Specifically, the security's January 2016 0.50-strike call is in high demand, with 3,501 contracts on the tape at last check -- roughly 95% of the day's total intraday volume. It looks as though new positions are being purchased for a volume-weighted average price (VWAP) of $0.40, making at-expiration breakeven for the speculators $0.90 (strike plus VWAP). Should the shares be sitting south of $0.50 at January options expiration, though, the most today's call buyers stand to lose is the premium paid.

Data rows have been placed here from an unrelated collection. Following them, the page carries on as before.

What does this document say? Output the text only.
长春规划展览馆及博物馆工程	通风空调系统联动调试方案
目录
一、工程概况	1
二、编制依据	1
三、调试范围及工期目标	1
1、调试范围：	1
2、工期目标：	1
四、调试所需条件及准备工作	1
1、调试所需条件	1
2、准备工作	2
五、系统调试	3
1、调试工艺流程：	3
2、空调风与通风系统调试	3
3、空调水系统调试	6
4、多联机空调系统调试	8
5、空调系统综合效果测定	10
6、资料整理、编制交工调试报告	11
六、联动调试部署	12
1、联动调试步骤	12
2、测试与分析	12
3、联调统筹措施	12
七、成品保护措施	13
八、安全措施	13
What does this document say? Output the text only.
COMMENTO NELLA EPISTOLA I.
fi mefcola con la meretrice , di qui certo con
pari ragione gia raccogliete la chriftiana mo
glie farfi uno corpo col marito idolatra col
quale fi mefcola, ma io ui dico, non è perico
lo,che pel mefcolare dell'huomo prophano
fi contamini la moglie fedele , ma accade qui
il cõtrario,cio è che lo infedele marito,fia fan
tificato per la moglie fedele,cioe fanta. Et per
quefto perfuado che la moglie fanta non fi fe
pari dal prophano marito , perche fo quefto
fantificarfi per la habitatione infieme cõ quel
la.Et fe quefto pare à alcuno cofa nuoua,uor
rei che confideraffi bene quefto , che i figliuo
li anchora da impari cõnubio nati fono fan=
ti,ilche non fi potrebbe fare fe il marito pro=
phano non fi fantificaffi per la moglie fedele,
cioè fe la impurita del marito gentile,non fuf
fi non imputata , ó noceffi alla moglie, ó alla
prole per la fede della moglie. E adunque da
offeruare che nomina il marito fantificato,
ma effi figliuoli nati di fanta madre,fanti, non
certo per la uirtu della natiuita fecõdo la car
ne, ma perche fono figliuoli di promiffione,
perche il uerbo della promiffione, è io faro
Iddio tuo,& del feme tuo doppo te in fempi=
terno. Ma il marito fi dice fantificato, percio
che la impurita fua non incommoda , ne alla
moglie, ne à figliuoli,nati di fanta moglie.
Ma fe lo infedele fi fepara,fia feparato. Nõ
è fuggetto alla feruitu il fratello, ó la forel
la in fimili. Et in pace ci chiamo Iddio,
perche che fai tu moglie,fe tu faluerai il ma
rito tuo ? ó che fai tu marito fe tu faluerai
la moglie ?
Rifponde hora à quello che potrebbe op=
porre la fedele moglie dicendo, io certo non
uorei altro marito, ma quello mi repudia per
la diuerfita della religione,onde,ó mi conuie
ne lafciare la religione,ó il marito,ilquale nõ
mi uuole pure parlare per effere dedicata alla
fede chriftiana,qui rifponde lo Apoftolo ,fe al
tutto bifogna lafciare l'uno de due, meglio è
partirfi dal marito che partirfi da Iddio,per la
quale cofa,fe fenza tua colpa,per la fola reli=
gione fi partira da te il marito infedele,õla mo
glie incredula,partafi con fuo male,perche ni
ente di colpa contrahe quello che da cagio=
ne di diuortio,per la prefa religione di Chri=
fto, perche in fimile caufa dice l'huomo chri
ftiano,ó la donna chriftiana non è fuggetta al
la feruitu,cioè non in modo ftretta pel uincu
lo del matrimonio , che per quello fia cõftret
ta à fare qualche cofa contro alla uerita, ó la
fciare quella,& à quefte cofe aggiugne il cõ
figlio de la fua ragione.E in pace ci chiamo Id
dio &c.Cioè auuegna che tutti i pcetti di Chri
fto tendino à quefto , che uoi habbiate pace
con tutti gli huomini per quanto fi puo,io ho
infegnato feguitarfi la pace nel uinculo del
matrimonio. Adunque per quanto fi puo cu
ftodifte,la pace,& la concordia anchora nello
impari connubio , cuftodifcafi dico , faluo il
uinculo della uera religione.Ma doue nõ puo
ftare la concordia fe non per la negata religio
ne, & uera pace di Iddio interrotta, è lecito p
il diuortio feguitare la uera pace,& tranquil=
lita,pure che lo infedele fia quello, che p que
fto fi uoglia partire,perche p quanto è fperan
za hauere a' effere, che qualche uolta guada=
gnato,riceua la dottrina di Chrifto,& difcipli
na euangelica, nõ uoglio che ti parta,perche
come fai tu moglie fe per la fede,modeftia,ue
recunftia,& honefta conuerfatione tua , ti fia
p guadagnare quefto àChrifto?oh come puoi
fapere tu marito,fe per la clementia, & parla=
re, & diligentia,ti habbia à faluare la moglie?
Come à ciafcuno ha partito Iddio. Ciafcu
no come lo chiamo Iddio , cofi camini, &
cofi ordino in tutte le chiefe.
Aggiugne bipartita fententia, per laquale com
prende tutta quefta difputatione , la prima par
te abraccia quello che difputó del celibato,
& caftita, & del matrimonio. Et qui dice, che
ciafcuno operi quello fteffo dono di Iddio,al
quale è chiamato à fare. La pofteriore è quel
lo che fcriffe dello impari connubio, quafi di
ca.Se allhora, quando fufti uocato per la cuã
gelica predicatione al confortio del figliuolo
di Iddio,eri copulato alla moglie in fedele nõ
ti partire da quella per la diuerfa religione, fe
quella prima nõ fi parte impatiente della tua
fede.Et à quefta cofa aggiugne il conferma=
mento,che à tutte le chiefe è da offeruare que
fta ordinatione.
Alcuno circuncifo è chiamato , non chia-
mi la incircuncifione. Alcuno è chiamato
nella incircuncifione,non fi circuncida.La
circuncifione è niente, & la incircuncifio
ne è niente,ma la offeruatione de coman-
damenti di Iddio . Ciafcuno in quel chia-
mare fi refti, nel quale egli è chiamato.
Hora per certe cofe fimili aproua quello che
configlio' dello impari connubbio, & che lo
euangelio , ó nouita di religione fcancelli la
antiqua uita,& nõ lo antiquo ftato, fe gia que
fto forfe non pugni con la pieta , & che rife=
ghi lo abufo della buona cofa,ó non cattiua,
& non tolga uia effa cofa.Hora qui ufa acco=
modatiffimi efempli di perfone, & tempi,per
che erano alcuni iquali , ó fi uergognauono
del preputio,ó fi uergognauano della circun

Widening the sentiment scope reveals traders at the International Securities Exchange (ISE), Chicago Board Options Exchange (CBOE), and NASDAQ OMX PHLX (PHLX) have shown a preference for long calls over puts in recent weeks. Specifically, the stock sports a top-heavy 20-day call/put volume ratio of 16.40 across this trio of exchanges.
Technically speaking, it's been a rough road for DryShips Inc. (NASDAQ:DRYS). Over the past 52 weeks, the shares have surrendered more than three-quarters of their value. In fact, the shares have not closed north of $1 since Feb. 25, prompting the Nasdaq to warn the company of a possible delisting.